Unsurprisingly, the pattern of cuts tends to reflect the preoccupations of the government. Since the government is ambivalent about whether policy should pursue the reduction of poverty as it is conceived and measured in the Family Resources Survey – relative to median income – it follows that it is willing to tolerate more uncertainty in such poverty measurement. This applies also to codings and categories used in data. DCLG has ceased including regional summaries in its publications on, for example, housing, because the Secretary of State does not see the statistical regions (“South East”, “North West” etc.) as proper and valid objects of policy-making. Given the pervasive use of these regions across official data, and the tiny savings to be had, it is hard to see this particular cut as other than statistical vandalism.

The Overall Scale of Cuts

Individual cuts matter a great deal for those involved in that field of policy. They don’t, however, give a picture of the statistical system as a whole. Are the cuts of a similar scale as in the early 1980s, following Derek Rayner’s review of official statistics which recommended a narrow focus on the needs of government? This pruned back the growth of government statistics in the 1970s, but by the mid-1980s serious problems with national accounting emerged, with effects on economic policy-making. One indicator we have now is the size of the Government Statistical Group – the number of professional statisticians in the civil service. The chart below shows figures from 2001 to 2013.

Total staffing of the
Government Statistical Service 2000 to 2013

Figures compiled from the appendices of the minutes of the Committee for Official Statistics 2012-2014.

Interpreting the cuts

One striking feature is the very considerable growth of the statistical service under New Labour. In 2000, it was not that much larger than, say, in 1979, when there 540 statistical officials in central government; by 2011 it had nearly doubled. The 2000s were, like the 1970s, a period of expansion in official statistics. Equally interesting, the number of statisticians has continued to rise under the coalition (the break in 2011 is a change from headcount to full-time equivalent units).

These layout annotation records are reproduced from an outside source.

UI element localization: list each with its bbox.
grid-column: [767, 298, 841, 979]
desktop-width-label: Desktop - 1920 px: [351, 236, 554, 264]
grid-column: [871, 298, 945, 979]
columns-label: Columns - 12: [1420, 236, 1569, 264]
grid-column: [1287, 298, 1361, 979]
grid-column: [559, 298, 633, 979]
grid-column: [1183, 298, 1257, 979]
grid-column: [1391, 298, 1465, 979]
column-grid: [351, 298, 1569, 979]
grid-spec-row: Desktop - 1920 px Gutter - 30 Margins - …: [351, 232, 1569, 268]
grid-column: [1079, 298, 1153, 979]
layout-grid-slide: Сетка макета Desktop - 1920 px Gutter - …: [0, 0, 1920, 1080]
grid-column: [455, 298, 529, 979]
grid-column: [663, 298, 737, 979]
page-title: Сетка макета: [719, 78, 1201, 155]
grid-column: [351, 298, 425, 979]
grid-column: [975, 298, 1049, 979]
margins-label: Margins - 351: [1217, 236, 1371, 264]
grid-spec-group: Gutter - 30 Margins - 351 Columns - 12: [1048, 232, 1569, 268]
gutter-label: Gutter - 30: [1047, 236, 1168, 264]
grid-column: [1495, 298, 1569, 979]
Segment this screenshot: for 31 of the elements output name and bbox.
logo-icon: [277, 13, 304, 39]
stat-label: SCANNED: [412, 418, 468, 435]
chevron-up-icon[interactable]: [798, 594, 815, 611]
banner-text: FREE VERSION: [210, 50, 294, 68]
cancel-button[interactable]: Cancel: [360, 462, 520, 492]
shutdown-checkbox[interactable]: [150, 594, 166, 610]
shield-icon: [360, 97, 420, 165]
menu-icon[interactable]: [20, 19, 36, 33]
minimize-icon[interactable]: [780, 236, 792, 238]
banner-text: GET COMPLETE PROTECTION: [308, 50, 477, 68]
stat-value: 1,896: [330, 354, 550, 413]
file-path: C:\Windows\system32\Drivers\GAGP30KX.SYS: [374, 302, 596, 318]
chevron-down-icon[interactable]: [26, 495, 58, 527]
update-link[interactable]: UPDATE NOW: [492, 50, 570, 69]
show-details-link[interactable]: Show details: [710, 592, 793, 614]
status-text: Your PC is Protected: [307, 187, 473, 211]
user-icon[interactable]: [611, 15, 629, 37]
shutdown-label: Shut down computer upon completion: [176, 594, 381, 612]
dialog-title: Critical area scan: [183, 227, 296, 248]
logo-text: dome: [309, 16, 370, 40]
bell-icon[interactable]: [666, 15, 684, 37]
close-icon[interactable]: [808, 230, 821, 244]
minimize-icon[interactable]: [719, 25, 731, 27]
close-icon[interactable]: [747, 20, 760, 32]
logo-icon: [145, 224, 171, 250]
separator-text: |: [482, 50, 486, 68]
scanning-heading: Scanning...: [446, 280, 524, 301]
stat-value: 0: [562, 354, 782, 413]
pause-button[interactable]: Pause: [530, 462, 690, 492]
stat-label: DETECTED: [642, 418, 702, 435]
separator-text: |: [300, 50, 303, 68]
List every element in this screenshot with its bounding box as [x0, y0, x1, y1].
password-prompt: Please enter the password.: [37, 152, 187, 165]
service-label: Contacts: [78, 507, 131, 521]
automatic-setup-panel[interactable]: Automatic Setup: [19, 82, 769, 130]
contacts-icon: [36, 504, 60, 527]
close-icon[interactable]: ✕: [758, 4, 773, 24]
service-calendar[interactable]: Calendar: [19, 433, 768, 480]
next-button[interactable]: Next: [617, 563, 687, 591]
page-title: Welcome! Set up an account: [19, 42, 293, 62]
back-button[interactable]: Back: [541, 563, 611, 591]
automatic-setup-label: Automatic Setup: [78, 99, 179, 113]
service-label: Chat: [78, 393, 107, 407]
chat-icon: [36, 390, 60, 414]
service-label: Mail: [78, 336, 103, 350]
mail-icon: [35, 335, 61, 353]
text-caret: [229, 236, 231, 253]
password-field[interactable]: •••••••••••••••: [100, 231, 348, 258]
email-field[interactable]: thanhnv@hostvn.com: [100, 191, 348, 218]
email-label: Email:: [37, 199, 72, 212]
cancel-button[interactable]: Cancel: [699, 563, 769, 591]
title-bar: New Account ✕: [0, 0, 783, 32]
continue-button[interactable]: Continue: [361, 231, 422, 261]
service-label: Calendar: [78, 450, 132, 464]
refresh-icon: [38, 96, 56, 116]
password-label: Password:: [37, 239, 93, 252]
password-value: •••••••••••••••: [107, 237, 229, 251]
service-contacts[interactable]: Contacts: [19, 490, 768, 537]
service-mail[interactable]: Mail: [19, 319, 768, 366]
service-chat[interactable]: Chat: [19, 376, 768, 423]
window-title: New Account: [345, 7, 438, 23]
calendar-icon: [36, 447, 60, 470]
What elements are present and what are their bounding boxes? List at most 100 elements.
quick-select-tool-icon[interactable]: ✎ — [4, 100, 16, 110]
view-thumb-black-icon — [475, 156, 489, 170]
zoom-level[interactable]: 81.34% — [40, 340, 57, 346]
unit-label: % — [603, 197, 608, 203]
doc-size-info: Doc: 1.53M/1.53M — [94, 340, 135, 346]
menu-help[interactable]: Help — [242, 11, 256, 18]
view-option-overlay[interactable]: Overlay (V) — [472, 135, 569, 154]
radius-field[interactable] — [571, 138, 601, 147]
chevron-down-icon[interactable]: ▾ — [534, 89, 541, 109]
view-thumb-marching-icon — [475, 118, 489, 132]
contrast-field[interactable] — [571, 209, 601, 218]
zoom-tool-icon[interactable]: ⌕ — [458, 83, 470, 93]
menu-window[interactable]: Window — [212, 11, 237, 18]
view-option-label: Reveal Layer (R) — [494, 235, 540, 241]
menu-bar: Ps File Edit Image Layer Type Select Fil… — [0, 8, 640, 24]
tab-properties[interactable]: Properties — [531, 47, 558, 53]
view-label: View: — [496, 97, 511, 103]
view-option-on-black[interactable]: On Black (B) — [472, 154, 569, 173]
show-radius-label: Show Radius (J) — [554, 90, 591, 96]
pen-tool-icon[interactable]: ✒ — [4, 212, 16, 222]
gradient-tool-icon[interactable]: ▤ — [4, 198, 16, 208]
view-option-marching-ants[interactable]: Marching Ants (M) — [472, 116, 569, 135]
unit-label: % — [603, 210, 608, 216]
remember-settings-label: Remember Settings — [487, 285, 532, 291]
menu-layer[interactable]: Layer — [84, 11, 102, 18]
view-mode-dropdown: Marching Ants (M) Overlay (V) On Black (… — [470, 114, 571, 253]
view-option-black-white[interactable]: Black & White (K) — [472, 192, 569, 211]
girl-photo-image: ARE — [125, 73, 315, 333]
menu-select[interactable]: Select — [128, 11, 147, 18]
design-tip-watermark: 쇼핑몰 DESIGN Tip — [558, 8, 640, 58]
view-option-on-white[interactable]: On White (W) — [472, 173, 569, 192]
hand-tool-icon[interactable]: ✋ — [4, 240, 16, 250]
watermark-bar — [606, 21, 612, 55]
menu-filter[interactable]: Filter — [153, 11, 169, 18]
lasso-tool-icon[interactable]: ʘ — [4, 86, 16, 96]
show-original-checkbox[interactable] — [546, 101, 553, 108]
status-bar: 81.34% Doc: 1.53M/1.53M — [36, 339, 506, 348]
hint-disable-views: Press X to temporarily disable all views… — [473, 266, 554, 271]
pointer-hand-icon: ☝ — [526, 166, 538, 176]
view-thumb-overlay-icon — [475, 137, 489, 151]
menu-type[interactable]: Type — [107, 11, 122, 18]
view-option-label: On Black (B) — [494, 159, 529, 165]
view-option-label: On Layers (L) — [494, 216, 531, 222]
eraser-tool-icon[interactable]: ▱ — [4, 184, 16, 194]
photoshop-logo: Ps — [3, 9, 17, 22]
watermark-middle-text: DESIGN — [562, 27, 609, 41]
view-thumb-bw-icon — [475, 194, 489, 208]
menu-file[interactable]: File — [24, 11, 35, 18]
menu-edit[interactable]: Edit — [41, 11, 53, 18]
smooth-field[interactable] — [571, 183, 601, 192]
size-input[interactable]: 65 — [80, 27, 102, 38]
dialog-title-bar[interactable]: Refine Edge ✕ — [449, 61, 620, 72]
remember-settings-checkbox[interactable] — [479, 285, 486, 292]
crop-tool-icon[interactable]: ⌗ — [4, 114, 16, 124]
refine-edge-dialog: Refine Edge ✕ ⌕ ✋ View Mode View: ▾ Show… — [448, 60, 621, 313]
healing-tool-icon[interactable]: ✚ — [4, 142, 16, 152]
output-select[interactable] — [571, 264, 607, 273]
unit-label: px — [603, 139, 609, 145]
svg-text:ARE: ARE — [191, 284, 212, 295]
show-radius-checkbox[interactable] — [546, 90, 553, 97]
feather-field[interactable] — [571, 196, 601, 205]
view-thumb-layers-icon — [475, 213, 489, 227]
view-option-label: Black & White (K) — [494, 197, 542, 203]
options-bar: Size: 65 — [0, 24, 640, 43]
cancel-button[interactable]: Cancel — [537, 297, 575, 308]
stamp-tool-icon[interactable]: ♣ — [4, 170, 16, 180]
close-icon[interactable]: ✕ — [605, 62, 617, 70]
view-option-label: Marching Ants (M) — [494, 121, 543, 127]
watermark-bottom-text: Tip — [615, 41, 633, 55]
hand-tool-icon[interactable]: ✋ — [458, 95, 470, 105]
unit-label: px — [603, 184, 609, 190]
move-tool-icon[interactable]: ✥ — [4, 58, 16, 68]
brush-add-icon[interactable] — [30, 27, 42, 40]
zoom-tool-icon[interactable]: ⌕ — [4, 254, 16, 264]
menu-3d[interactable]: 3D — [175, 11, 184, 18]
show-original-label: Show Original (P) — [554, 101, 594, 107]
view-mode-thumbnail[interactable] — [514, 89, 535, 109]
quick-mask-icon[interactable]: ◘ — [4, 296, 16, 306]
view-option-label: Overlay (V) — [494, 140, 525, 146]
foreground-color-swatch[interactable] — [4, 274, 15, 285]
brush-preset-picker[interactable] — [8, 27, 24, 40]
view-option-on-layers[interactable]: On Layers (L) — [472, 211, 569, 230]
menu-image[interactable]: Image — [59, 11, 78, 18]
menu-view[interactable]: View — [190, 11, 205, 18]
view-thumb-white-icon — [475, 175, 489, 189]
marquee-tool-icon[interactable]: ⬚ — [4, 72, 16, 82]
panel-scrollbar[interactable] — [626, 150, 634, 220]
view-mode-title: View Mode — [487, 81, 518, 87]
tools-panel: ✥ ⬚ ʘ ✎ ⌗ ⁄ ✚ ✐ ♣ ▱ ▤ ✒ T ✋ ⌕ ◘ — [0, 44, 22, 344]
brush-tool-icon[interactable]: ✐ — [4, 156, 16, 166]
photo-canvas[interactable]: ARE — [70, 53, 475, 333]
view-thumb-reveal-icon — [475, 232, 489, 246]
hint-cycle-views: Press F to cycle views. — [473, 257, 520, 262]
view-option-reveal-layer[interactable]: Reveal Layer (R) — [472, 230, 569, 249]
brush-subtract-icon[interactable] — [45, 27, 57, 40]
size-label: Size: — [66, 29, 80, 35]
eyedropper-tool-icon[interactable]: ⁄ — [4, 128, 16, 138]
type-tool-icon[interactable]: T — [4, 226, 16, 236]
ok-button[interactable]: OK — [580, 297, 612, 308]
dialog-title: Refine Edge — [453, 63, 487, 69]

There are several possible explanations. For one, a high proportion of statistical enquiries and products are required by UK or EU law. It may also be that systems of scrutiny and consultation have improved, protecting series that are genuinely valued. Certainly, one continuity between New Labour and the Coalition is that statistical data are deeply integrated into the management of part-privatised social policy domains. Transactional data – such as welfare claims or school results – are essential elements in creating and regulating markets in education, welfare and health, such as with the Work Programme, Academies and Free Schools, or for-profit provision in the NHS. When the state contracts out, such administrative data cannot be dispensed with. Recent developments leave questions open. What state are statistical services in outside central government, especially in local government, where funding cuts have gone deep? Is there a permanent shift from specialised forms of data collection designed by experts, such as sample surveys, to “big” and “open” transactional data? Who will do authoritative analysis of these data, and what then is the role of traditional statistical and social-scientific expertise? One pressing decision to watch is that on the future of the UK Census, which faces radical change to an as-yet untested alternative.


The initial idea and research on statistical cuts was carried out in early 2012 by a working group from Radical Statistics. I wrote it up further and updated the staff number analysis from UKSA papers.